Cyber-security experts generally believe that The Equation Group is a function of the NSA. If this is true, then The Shadow Brokers hack would be the first major hack directly into the NSA.

After the Shadow Group leak, Wikileaks announced, “We had already obtained the archive of NSA cyber weapons released earlier today and will release our own pristine copy in due course.”

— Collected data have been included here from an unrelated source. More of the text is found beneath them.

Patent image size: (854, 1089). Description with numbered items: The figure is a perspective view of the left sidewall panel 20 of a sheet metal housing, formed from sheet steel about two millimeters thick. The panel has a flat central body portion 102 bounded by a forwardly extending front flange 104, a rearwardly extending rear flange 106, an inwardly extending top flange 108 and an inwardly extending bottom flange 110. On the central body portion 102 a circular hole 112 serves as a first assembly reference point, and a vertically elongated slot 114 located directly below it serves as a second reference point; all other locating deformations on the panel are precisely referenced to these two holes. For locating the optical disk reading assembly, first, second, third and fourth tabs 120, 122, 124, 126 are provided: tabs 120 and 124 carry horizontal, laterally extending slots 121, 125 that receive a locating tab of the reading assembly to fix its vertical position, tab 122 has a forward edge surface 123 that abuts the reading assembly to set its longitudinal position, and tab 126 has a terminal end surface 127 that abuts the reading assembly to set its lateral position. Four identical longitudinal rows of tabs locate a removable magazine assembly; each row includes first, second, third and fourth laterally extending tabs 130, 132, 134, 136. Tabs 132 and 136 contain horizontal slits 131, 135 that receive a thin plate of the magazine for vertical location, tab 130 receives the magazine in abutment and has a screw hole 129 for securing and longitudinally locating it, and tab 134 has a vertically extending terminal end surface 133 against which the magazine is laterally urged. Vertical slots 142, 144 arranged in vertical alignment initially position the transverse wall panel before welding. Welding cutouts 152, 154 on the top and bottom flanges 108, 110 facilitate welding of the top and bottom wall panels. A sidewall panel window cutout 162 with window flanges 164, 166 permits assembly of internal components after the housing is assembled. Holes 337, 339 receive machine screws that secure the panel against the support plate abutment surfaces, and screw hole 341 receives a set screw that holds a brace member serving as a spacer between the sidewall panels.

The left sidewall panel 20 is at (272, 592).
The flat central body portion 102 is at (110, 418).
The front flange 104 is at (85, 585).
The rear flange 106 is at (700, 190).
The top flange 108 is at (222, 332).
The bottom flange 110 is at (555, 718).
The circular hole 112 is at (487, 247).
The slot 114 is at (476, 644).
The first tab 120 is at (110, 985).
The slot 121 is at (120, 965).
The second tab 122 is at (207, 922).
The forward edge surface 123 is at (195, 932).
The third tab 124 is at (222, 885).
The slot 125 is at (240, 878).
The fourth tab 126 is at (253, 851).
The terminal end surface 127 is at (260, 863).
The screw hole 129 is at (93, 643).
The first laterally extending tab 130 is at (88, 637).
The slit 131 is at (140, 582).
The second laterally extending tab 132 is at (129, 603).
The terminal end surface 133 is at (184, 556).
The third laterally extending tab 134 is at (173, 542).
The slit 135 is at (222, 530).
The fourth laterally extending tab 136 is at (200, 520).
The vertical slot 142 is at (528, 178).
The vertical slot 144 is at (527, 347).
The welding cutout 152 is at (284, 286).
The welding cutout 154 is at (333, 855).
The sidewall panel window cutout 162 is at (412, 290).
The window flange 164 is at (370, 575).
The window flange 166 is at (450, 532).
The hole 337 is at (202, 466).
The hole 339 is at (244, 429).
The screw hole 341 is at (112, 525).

EDWARD SNOWDEN’S TWEET STREAM

The hack of an NSA malware staging server is not unprecedented, but the publication of the take is. Here’s what you need to know:

  1. NSA traces and targets malware C2 servers in a practice called Counter Computer Network Exploitation, or CCNE. So do our rivals.
  2. NSA is often lurking undetected for years on the C2 and ORBs (proxy hops) of state hackers. This is how we follow their operations.
  3. This is how we steal their rivals’ hacking tools and reverse-engineer them to create “fingerprints” to help us detect them in the future.
  4. Here’s where it gets interesting: the NSA is not made of magic. Our rivals do the same thing to us — and occasionally succeed.
  5. Knowing this, NSA’s hackers (TAO) are told to leave their hack tools (“binaries”) on the server after an op. But people get lazy.
  6. What’s new? NSA malware staging servers getting hacked by a rival is not new. A rival publicly demonstrating they have done so is.
  7. Why did they do it? No one knows, but I suspect this is more diplomacy than intelligence, related to the escalation around the DNC hack.
  8. Circumstantial evidence and conventional wisdom indicates Russian responsibility. Here’s why that is significant:
  9. This leak is likely a warning that someone can prove US responsibility for any attacks that originated from this malware server.
  10. That could have significant foreign policy consequences. Particularly if any of those operations targeted US allies
  11. Particularly if any of those operations targeted elections.
  12. Accordingly, this may be an effort to influence the calculus of decision-makers wondering how sharply to respond to the DNC hacks.
  13. TL;DR: This leak looks like a somebody sending a message that an escalation in the attribution game could get messy fast.
    Bonus: When I came forward, NSA would have migrated offensive operations to new servers as a precaution – it’s cheap and. So? So…
    You’re welcome, @NSAGov. Lots of love.